In another study of six patients, there were low levels of IGF-1 and markedly retarded bone age.

==Genetics==
This disorder is caused by an abnormality of the TBCE gene, the locus for which is on chromosome 1q42.3. The locus is a 230 kb region of gene with identified deletions and mutations in affected individuals.

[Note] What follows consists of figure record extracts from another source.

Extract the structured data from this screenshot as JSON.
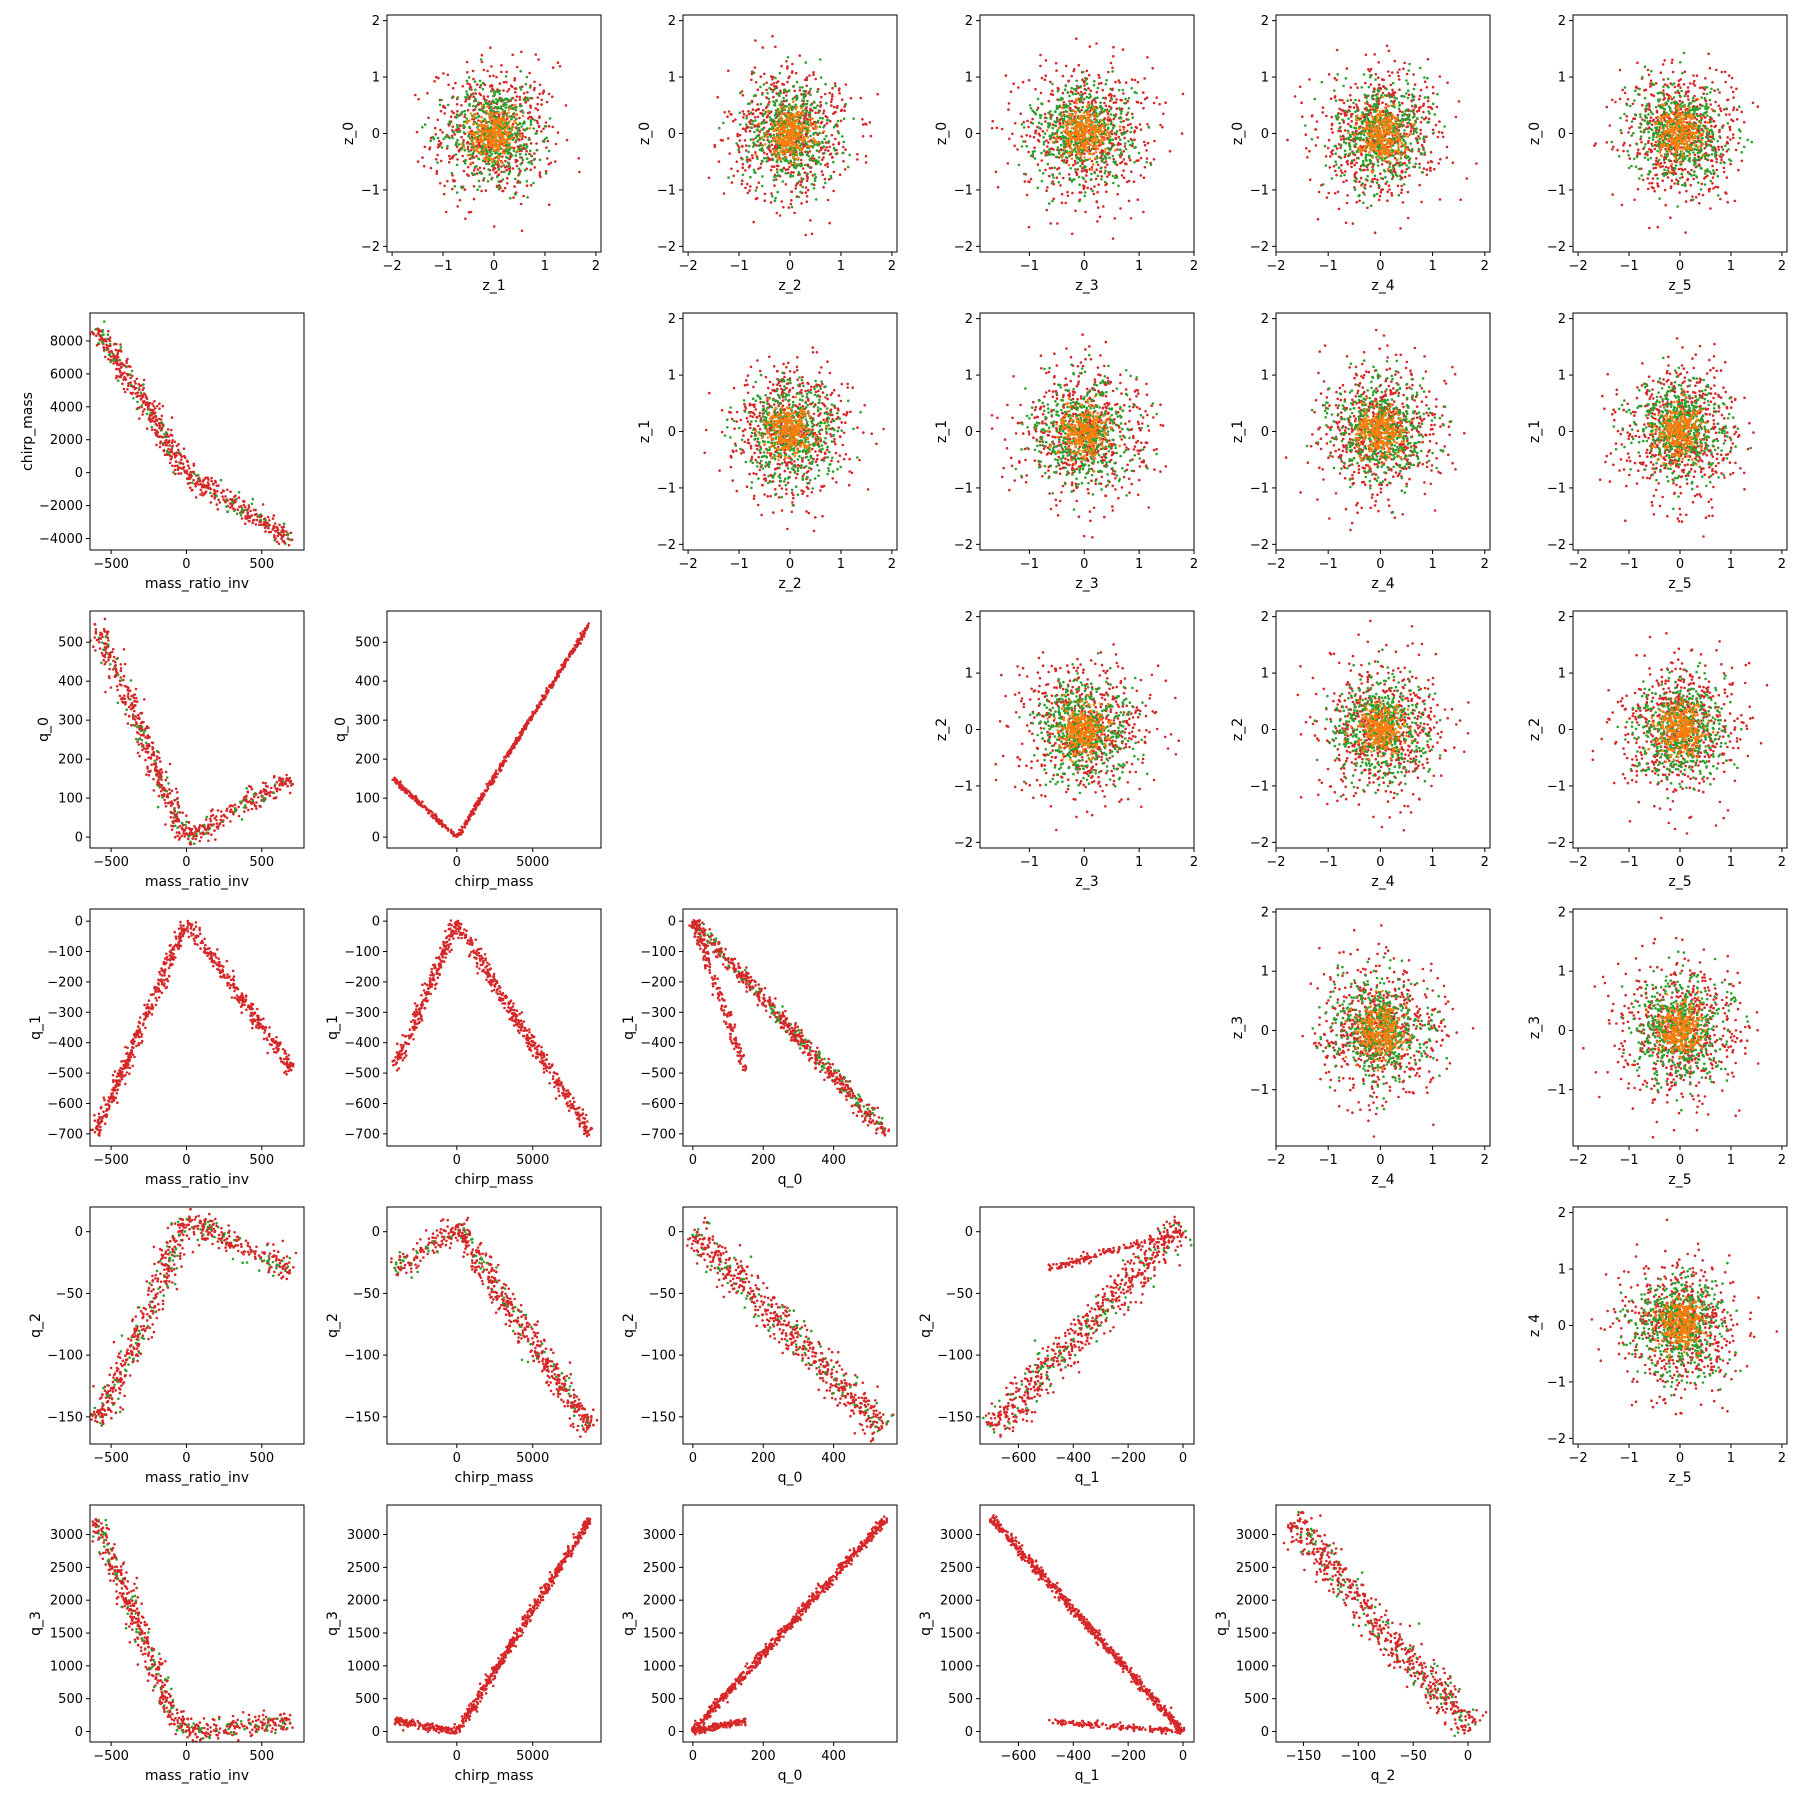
{
  "figure": {
    "colors": {
      "outer": "#d62728",
      "middle": "#2ca02c",
      "inner": "#ff7f0e"
    }
  },
  "chart_data": [
    {
      "type": "scatter",
      "cell": [
        0,
        1
      ],
      "xlabel": "z_1",
      "ylabel": "z_0",
      "xlim": [
        -2.1,
        2.1
      ],
      "ylim": [
        -2.1,
        2.1
      ],
      "xticks": [
        -2,
        -1,
        0,
        1,
        2
      ],
      "yticks": [
        -2,
        -1,
        0,
        1,
        2
      ],
      "kind": "blob",
      "spread": [
        0.9,
        0.9
      ]
    },
    {
      "type": "scatter",
      "cell": [
        0,
        2
      ],
      "xlabel": "z_2",
      "ylabel": "z_0",
      "xlim": [
        -2.1,
        2.1
      ],
      "ylim": [
        -2.1,
        2.1
      ],
      "xticks": [
        -2,
        -1,
        0,
        1,
        2
      ],
      "yticks": [
        -2,
        -1,
        0,
        1,
        2
      ],
      "kind": "blob",
      "spread": [
        0.9,
        0.9
      ]
    },
    {
      "type": "scatter",
      "cell": [
        0,
        3
      ],
      "xlabel": "z_3",
      "ylabel": "z_0",
      "xlim": [
        -1.9,
        2.0
      ],
      "ylim": [
        -2.1,
        2.1
      ],
      "xticks": [
        -1,
        0,
        1,
        2
      ],
      "yticks": [
        -2,
        -1,
        0,
        1,
        2
      ],
      "kind": "blob",
      "spread": [
        0.9,
        0.9
      ]
    },
    {
      "type": "scatter",
      "cell": [
        0,
        4
      ],
      "xlabel": "z_4",
      "ylabel": "z_0",
      "xlim": [
        -2.0,
        2.1
      ],
      "ylim": [
        -2.1,
        2.1
      ],
      "xticks": [
        -2,
        -1,
        0,
        1,
        2
      ],
      "yticks": [
        -2,
        -1,
        0,
        1,
        2
      ],
      "kind": "blob",
      "spread": [
        0.9,
        0.9
      ]
    },
    {
      "type": "scatter",
      "cell": [
        0,
        5
      ],
      "xlabel": "z_5",
      "ylabel": "z_0",
      "xlim": [
        -2.1,
        2.1
      ],
      "ylim": [
        -2.1,
        2.1
      ],
      "xticks": [
        -2,
        -1,
        0,
        1,
        2
      ],
      "yticks": [
        -2,
        -1,
        0,
        1,
        2
      ],
      "kind": "blob",
      "spread": [
        0.9,
        0.9
      ]
    },
    {
      "type": "scatter",
      "cell": [
        1,
        0
      ],
      "xlabel": "mass_ratio_inv",
      "ylabel": "chirp_mass",
      "xlim": [
        -640,
        780
      ],
      "ylim": [
        -4700,
        9700
      ],
      "xticks": [
        -500,
        0,
        500
      ],
      "yticks": [
        -4000,
        -2000,
        0,
        2000,
        4000,
        6000,
        8000
      ],
      "kind": "vee",
      "branches": [
        [
          [
            -600,
            8800
          ],
          [
            -420,
            6200
          ],
          [
            -250,
            3800
          ],
          [
            -120,
            1600
          ],
          [
            0,
            0
          ],
          [
            700,
            -4100
          ]
        ]
      ],
      "thick": [
        0.05,
        0.02
      ]
    },
    {
      "type": "scatter",
      "cell": [
        1,
        2
      ],
      "xlabel": "z_2",
      "ylabel": "z_1",
      "xlim": [
        -2.1,
        2.1
      ],
      "ylim": [
        -2.1,
        2.1
      ],
      "xticks": [
        -2,
        -1,
        0,
        1,
        2
      ],
      "yticks": [
        -2,
        -1,
        0,
        1,
        2
      ],
      "kind": "blob",
      "spread": [
        0.9,
        0.9
      ]
    },
    {
      "type": "scatter",
      "cell": [
        1,
        3
      ],
      "xlabel": "z_3",
      "ylabel": "z_1",
      "xlim": [
        -1.9,
        2.0
      ],
      "ylim": [
        -2.1,
        2.1
      ],
      "xticks": [
        -1,
        0,
        1,
        2
      ],
      "yticks": [
        -2,
        -1,
        0,
        1,
        2
      ],
      "kind": "blob",
      "spread": [
        0.9,
        0.9
      ]
    },
    {
      "type": "scatter",
      "cell": [
        1,
        4
      ],
      "xlabel": "z_4",
      "ylabel": "z_1",
      "xlim": [
        -2.0,
        2.1
      ],
      "ylim": [
        -2.1,
        2.1
      ],
      "xticks": [
        -2,
        -1,
        0,
        1,
        2
      ],
      "yticks": [
        -2,
        -1,
        0,
        1,
        2
      ],
      "kind": "blob",
      "spread": [
        0.9,
        0.9
      ]
    },
    {
      "type": "scatter",
      "cell": [
        1,
        5
      ],
      "xlabel": "z_5",
      "ylabel": "z_1",
      "xlim": [
        -2.1,
        2.1
      ],
      "ylim": [
        -2.1,
        2.1
      ],
      "xticks": [
        -2,
        -1,
        0,
        1,
        2
      ],
      "yticks": [
        -2,
        -1,
        0,
        1,
        2
      ],
      "kind": "blob",
      "spread": [
        0.9,
        0.9
      ]
    },
    {
      "type": "scatter",
      "cell": [
        2,
        0
      ],
      "xlabel": "mass_ratio_inv",
      "ylabel": "q_0",
      "xlim": [
        -640,
        780
      ],
      "ylim": [
        -28,
        580
      ],
      "xticks": [
        -500,
        0,
        500
      ],
      "yticks": [
        0,
        100,
        200,
        300,
        400,
        500
      ],
      "kind": "vee",
      "branches": [
        [
          [
            -600,
            550
          ],
          [
            -300,
            280
          ],
          [
            -150,
            120
          ],
          [
            0,
            0
          ],
          [
            700,
            150
          ]
        ]
      ],
      "thick": [
        0.05,
        0.03
      ]
    },
    {
      "type": "scatter",
      "cell": [
        2,
        1
      ],
      "xlabel": "chirp_mass",
      "ylabel": "q_0",
      "xlim": [
        -4600,
        9500
      ],
      "ylim": [
        -28,
        580
      ],
      "xticks": [
        0,
        5000
      ],
      "yticks": [
        0,
        100,
        200,
        300,
        400,
        500
      ],
      "kind": "vee",
      "branches": [
        [
          [
            -4200,
            150
          ],
          [
            0,
            0
          ],
          [
            8800,
            550
          ]
        ]
      ],
      "thick": [
        0.01,
        0.01
      ]
    },
    {
      "type": "scatter",
      "cell": [
        2,
        3
      ],
      "xlabel": "z_3",
      "ylabel": "z_2",
      "xlim": [
        -1.9,
        2.0
      ],
      "ylim": [
        -2.1,
        2.1
      ],
      "xticks": [
        -1,
        0,
        1,
        2
      ],
      "yticks": [
        -2,
        -1,
        0,
        1,
        2
      ],
      "kind": "blob",
      "spread": [
        0.9,
        0.9
      ]
    },
    {
      "type": "scatter",
      "cell": [
        2,
        4
      ],
      "xlabel": "z_4",
      "ylabel": "z_2",
      "xlim": [
        -2.0,
        2.1
      ],
      "ylim": [
        -2.1,
        2.1
      ],
      "xticks": [
        -2,
        -1,
        0,
        1,
        2
      ],
      "yticks": [
        -2,
        -1,
        0,
        1,
        2
      ],
      "kind": "blob",
      "spread": [
        0.9,
        0.9
      ]
    },
    {
      "type": "scatter",
      "cell": [
        2,
        5
      ],
      "xlabel": "z_5",
      "ylabel": "z_2",
      "xlim": [
        -2.1,
        2.1
      ],
      "ylim": [
        -2.1,
        2.1
      ],
      "xticks": [
        -2,
        -1,
        0,
        1,
        2
      ],
      "yticks": [
        -2,
        -1,
        0,
        1,
        2
      ],
      "kind": "blob",
      "spread": [
        0.9,
        0.9
      ]
    },
    {
      "type": "scatter",
      "cell": [
        3,
        0
      ],
      "xlabel": "mass_ratio_inv",
      "ylabel": "q_1",
      "xlim": [
        -640,
        780
      ],
      "ylim": [
        -740,
        40
      ],
      "xticks": [
        -500,
        0,
        500
      ],
      "yticks": [
        -700,
        -600,
        -500,
        -400,
        -300,
        -200,
        -100,
        0
      ],
      "kind": "vee",
      "branches": [
        [
          [
            -600,
            -700
          ],
          [
            -300,
            -350
          ],
          [
            0,
            0
          ],
          [
            700,
            -490
          ]
        ]
      ],
      "thick": [
        0.03,
        0.02
      ]
    },
    {
      "type": "scatter",
      "cell": [
        3,
        1
      ],
      "xlabel": "chirp_mass",
      "ylabel": "q_1",
      "xlim": [
        -4600,
        9500
      ],
      "ylim": [
        -740,
        40
      ],
      "xticks": [
        0,
        5000
      ],
      "yticks": [
        -700,
        -600,
        -500,
        -400,
        -300,
        -200,
        -100,
        0
      ],
      "kind": "vee",
      "branches": [
        [
          [
            -4100,
            -490
          ],
          [
            0,
            0
          ],
          [
            4000,
            -330
          ],
          [
            8800,
            -700
          ]
        ]
      ],
      "thick": [
        0.03,
        0.02
      ]
    },
    {
      "type": "scatter",
      "cell": [
        3,
        2
      ],
      "xlabel": "q_0",
      "ylabel": "q_1",
      "xlim": [
        -28,
        580
      ],
      "ylim": [
        -740,
        40
      ],
      "xticks": [
        0,
        200,
        400
      ],
      "yticks": [
        -700,
        -600,
        -500,
        -400,
        -300,
        -200,
        -100,
        0
      ],
      "kind": "vee",
      "branches": [
        [
          [
            0,
            0
          ],
          [
            550,
            -700
          ]
        ],
        [
          [
            0,
            0
          ],
          [
            150,
            -490
          ]
        ]
      ],
      "thick": [
        0.035,
        0.02
      ]
    },
    {
      "type": "scatter",
      "cell": [
        3,
        4
      ],
      "xlabel": "z_4",
      "ylabel": "z_3",
      "xlim": [
        -2.0,
        2.1
      ],
      "ylim": [
        -1.95,
        2.05
      ],
      "xticks": [
        -2,
        -1,
        0,
        1,
        2
      ],
      "yticks": [
        -1,
        0,
        1,
        2
      ],
      "kind": "blob",
      "spread": [
        0.9,
        0.9
      ]
    },
    {
      "type": "scatter",
      "cell": [
        3,
        5
      ],
      "xlabel": "z_5",
      "ylabel": "z_3",
      "xlim": [
        -2.1,
        2.1
      ],
      "ylim": [
        -1.95,
        2.05
      ],
      "xticks": [
        -2,
        -1,
        0,
        1,
        2
      ],
      "yticks": [
        -1,
        0,
        1,
        2
      ],
      "kind": "blob",
      "spread": [
        0.9,
        0.9
      ]
    },
    {
      "type": "scatter",
      "cell": [
        4,
        0
      ],
      "xlabel": "mass_ratio_inv",
      "ylabel": "q_2",
      "xlim": [
        -640,
        780
      ],
      "ylim": [
        -172,
        20
      ],
      "xticks": [
        -500,
        0,
        500
      ],
      "yticks": [
        -150,
        -100,
        -50,
        0
      ],
      "kind": "vee",
      "branches": [
        [
          [
            -600,
            -155
          ],
          [
            -300,
            -80
          ],
          [
            0,
            10
          ],
          [
            700,
            -32
          ]
        ]
      ],
      "thick": [
        0.06,
        0.03
      ]
    },
    {
      "type": "scatter",
      "cell": [
        4,
        1
      ],
      "xlabel": "chirp_mass",
      "ylabel": "q_2",
      "xlim": [
        -4600,
        9500
      ],
      "ylim": [
        -172,
        20
      ],
      "xticks": [
        0,
        5000
      ],
      "yticks": [
        -150,
        -100,
        -50,
        0
      ],
      "kind": "vee",
      "branches": [
        [
          [
            -4100,
            -32
          ],
          [
            0,
            5
          ],
          [
            4500,
            -80
          ],
          [
            8800,
            -160
          ]
        ]
      ],
      "thick": [
        0.06,
        0.03
      ]
    },
    {
      "type": "scatter",
      "cell": [
        4,
        2
      ],
      "xlabel": "q_0",
      "ylabel": "q_2",
      "xlim": [
        -28,
        580
      ],
      "ylim": [
        -172,
        20
      ],
      "xticks": [
        0,
        200,
        400
      ],
      "yticks": [
        -150,
        -100,
        -50,
        0
      ],
      "kind": "vee",
      "branches": [
        [
          [
            0,
            0
          ],
          [
            540,
            -160
          ]
        ]
      ],
      "thick": [
        0.08,
        0.08
      ]
    },
    {
      "type": "scatter",
      "cell": [
        4,
        3
      ],
      "xlabel": "q_1",
      "ylabel": "q_2",
      "xlim": [
        -740,
        40
      ],
      "ylim": [
        -172,
        20
      ],
      "xticks": [
        -600,
        -400,
        -200,
        0
      ],
      "yticks": [
        -150,
        -100,
        -50,
        0
      ],
      "kind": "vee",
      "branches": [
        [
          [
            -700,
            -160
          ],
          [
            0,
            5
          ]
        ],
        [
          [
            -490,
            -30
          ],
          [
            0,
            0
          ]
        ]
      ],
      "thick": [
        0.08,
        0.02
      ]
    },
    {
      "type": "scatter",
      "cell": [
        4,
        5
      ],
      "xlabel": "z_5",
      "ylabel": "z_4",
      "xlim": [
        -2.1,
        2.1
      ],
      "ylim": [
        -2.1,
        2.1
      ],
      "xticks": [
        -2,
        -1,
        0,
        1,
        2
      ],
      "yticks": [
        -2,
        -1,
        0,
        1,
        2
      ],
      "kind": "blob",
      "spread": [
        0.9,
        0.9
      ]
    },
    {
      "type": "scatter",
      "cell": [
        5,
        0
      ],
      "xlabel": "mass_ratio_inv",
      "ylabel": "q_3",
      "xlim": [
        -640,
        780
      ],
      "ylim": [
        -160,
        3450
      ],
      "xticks": [
        -500,
        0,
        500
      ],
      "yticks": [
        0,
        500,
        1000,
        1500,
        2000,
        2500,
        3000
      ],
      "kind": "vee",
      "branches": [
        [
          [
            -600,
            3250
          ],
          [
            -300,
            1500
          ],
          [
            -100,
            300
          ],
          [
            0,
            0
          ],
          [
            700,
            160
          ]
        ]
      ],
      "thick": [
        0.05,
        0.02
      ]
    },
    {
      "type": "scatter",
      "cell": [
        5,
        1
      ],
      "xlabel": "chirp_mass",
      "ylabel": "q_3",
      "xlim": [
        -4600,
        9500
      ],
      "ylim": [
        -160,
        3450
      ],
      "xticks": [
        0,
        5000
      ],
      "yticks": [
        0,
        500,
        1000,
        1500,
        2000,
        2500,
        3000
      ],
      "kind": "vee",
      "branches": [
        [
          [
            -4100,
            160
          ],
          [
            0,
            0
          ],
          [
            8800,
            3250
          ]
        ]
      ],
      "thick": [
        0.02,
        0.015
      ]
    },
    {
      "type": "scatter",
      "cell": [
        5,
        2
      ],
      "xlabel": "q_0",
      "ylabel": "q_3",
      "xlim": [
        -28,
        580
      ],
      "ylim": [
        -160,
        3450
      ],
      "xticks": [
        0,
        200,
        400
      ],
      "yticks": [
        0,
        500,
        1000,
        1500,
        2000,
        2500,
        3000
      ],
      "kind": "vee",
      "branches": [
        [
          [
            0,
            0
          ],
          [
            550,
            3250
          ]
        ],
        [
          [
            0,
            0
          ],
          [
            150,
            160
          ]
        ]
      ],
      "thick": [
        0.02,
        0.015
      ]
    },
    {
      "type": "scatter",
      "cell": [
        5,
        3
      ],
      "xlabel": "q_1",
      "ylabel": "q_3",
      "xlim": [
        -740,
        40
      ],
      "ylim": [
        -160,
        3450
      ],
      "xticks": [
        -600,
        -400,
        -200,
        0
      ],
      "yticks": [
        0,
        500,
        1000,
        1500,
        2000,
        2500,
        3000
      ],
      "kind": "vee",
      "branches": [
        [
          [
            -700,
            3250
          ],
          [
            0,
            0
          ]
        ],
        [
          [
            -490,
            160
          ],
          [
            0,
            0
          ]
        ]
      ],
      "thick": [
        0.02,
        0.015
      ]
    },
    {
      "type": "scatter",
      "cell": [
        5,
        4
      ],
      "xlabel": "q_2",
      "ylabel": "q_3",
      "xlim": [
        -175,
        20
      ],
      "ylim": [
        -160,
        3450
      ],
      "xticks": [
        -150,
        -100,
        -50,
        0
      ],
      "yticks": [
        0,
        500,
        1000,
        1500,
        2000,
        2500,
        3000
      ],
      "kind": "vee",
      "branches": [
        [
          [
            -160,
            3250
          ],
          [
            -80,
            1550
          ],
          [
            5,
            50
          ]
        ]
      ],
      "thick": [
        0.08,
        0.08
      ]
    }
  ]
}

There are rare cases of the disorder not being due to a TBCE gene abnormality.

==Management==
Management is mainly supportive by controlling seizures and blood calcium levels.

==History==
First reported from Saudi Arabia in 1988, Sanjad–Sakati syndrome, also known as Hypoparathyroidism-Retardation-Dysmorphism (HRD) syndrome, or less commonly as the Middle East syndrome, is a very rare genetically inherited disorder seen in the Middle East and children of Middle Eastern origin elsewhere in the world. The condition is named after Sami A. Sanjad and Nadia Awni Sakati.